Tras cesar la tormenta caminamos hacia el templo. Para llegar a la cueva donde se ubicaba había que subir una gran escalinata. A la entrada de la escalinata, te prestaban un sarong para cubrirte las piernas y te pedían amablemente si podías subir un ladrillo para contribuir a la construcción del templo. Me resultó una curiosa y efectiva forma de transportar el material y además me pareció precioso pensar que los años que aquel templo se mantuviese en pie contendría un ladrillo que nosotras habíamos llevado a hasta él. La escalinata estaba rodeada de vegetación y plagada de monos que corrían de un lado a otro otorgando magia al lugar.
Tras un puñado de días nos fuimos de aquella ciudad con un buen sabor de boca. Habíamos descubierto lugares interesantes, nos habíamos reconciliado con los 7eleven y las multitudes y como siempre, habíamos bebido demasiada cerveza con gente muy peculiar. De mi diario de viajes del momento he rescatado: “Gracias al encuentro, terminamos la noche en la azotea del hotel hablando con el recepcionista y un zambiano peculiar que estaba desarrollando una app que pretendía ser para las compañías aseguradoras lo que Uber había sido para el taxi o Airbnb para los hoteles. Él me preguntó cuál era mi pasión. Y guau, me di verdadera cuenta de que no tengo ni idea. También volví a darme cuenta de que soy una persona mucho más interesante en castellano que en inglés”. Tras varios años, aún me costaría contestar a la pregunta de aquel chaval. En lo que sí que he mejorado a la fuerza es en lo interesante que pueden llegar a ser mis conversaciones aunque deba tenerlas en inglés.

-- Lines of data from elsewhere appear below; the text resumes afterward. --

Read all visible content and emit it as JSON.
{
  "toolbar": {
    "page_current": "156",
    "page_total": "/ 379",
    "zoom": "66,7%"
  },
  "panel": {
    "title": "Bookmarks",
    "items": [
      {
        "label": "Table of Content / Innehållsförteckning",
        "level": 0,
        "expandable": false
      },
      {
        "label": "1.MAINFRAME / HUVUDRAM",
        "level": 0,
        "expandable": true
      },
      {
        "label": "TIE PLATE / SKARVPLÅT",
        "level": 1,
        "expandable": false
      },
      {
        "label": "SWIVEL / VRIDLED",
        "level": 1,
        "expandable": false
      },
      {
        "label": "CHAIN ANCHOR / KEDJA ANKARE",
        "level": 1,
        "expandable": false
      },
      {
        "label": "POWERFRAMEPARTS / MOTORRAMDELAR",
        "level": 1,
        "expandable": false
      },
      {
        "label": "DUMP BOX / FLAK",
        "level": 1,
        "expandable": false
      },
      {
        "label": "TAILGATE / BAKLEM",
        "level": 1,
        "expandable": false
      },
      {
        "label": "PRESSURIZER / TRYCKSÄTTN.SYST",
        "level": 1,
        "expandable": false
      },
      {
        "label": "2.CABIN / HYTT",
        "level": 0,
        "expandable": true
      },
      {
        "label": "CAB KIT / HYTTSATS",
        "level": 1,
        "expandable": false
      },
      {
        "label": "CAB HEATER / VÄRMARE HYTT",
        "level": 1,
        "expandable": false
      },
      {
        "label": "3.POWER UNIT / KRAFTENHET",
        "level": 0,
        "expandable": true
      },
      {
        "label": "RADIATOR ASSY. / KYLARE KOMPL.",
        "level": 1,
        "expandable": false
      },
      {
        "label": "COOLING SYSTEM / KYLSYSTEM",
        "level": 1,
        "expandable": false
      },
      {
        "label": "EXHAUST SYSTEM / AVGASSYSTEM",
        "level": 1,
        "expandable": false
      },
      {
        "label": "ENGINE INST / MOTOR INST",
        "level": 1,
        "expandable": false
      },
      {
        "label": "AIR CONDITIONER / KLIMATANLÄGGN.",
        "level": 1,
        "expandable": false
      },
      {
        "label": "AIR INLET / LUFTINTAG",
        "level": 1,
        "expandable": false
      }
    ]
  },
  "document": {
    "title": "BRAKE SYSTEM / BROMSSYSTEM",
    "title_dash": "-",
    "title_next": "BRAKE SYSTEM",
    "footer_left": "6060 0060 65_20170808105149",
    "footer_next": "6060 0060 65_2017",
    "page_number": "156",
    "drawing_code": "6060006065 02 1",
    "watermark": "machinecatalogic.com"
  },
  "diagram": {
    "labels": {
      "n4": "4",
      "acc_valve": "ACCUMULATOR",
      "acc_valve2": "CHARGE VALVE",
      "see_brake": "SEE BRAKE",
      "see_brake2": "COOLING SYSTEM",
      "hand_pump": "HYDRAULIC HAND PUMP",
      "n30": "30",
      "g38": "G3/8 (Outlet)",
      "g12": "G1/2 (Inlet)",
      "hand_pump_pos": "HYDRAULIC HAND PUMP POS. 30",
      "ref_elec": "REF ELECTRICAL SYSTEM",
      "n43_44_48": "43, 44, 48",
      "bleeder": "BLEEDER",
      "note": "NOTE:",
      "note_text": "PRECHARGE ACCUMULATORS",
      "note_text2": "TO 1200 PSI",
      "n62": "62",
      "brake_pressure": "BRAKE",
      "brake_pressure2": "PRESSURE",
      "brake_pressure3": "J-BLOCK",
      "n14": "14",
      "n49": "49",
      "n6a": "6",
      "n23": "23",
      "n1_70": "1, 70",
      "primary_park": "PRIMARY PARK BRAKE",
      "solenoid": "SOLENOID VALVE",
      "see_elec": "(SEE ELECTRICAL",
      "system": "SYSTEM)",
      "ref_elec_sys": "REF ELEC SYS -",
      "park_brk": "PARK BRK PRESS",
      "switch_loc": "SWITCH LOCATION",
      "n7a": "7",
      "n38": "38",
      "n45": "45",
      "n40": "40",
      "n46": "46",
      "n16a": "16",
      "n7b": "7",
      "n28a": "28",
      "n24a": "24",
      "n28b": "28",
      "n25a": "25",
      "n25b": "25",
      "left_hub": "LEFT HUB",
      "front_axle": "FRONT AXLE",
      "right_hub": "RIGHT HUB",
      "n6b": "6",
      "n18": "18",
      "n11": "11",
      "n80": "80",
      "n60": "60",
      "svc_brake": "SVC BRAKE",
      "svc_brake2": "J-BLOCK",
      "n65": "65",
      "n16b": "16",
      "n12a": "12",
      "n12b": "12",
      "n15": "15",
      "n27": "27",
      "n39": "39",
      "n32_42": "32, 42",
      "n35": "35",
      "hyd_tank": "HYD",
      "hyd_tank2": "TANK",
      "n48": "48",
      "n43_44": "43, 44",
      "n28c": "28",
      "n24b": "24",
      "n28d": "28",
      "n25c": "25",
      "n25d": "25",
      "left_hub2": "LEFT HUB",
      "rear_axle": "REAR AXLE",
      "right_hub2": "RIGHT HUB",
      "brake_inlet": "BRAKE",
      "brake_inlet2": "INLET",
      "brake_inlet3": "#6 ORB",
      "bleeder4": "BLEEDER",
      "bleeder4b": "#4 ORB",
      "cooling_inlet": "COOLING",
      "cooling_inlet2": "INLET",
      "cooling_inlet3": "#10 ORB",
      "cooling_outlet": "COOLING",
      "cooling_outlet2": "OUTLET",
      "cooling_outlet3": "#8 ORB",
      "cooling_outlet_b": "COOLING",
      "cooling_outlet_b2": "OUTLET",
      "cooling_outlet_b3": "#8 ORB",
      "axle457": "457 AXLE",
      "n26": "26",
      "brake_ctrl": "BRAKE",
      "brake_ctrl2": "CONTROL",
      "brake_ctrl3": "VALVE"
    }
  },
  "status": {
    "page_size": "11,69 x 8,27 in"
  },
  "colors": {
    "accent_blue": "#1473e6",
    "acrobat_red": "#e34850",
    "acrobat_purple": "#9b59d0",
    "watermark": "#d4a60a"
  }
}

Desde el aeropuerto contaba que me sentía algo triste, ese sentimiento que se supone que uno no debe tener cuando anda de viaje. “No se si es que he intentado ponerme a juego con el cielo. No se si son mis miedos azotándome, ya que todos los días ellos y yo nos alzamos en armas. Pero voy a forzar la sonrisa, porque no todos los días se vuela de verdad y no todos los días se pone rumbo a una de las últimas selvas vírgenes que quedan en el mundo.”
Aquel día me tocó ventanilla, y yo me dejé flotar entre las nubes, sin siquiera poder imaginarme que estaba camino de mi hogar lejos de casa.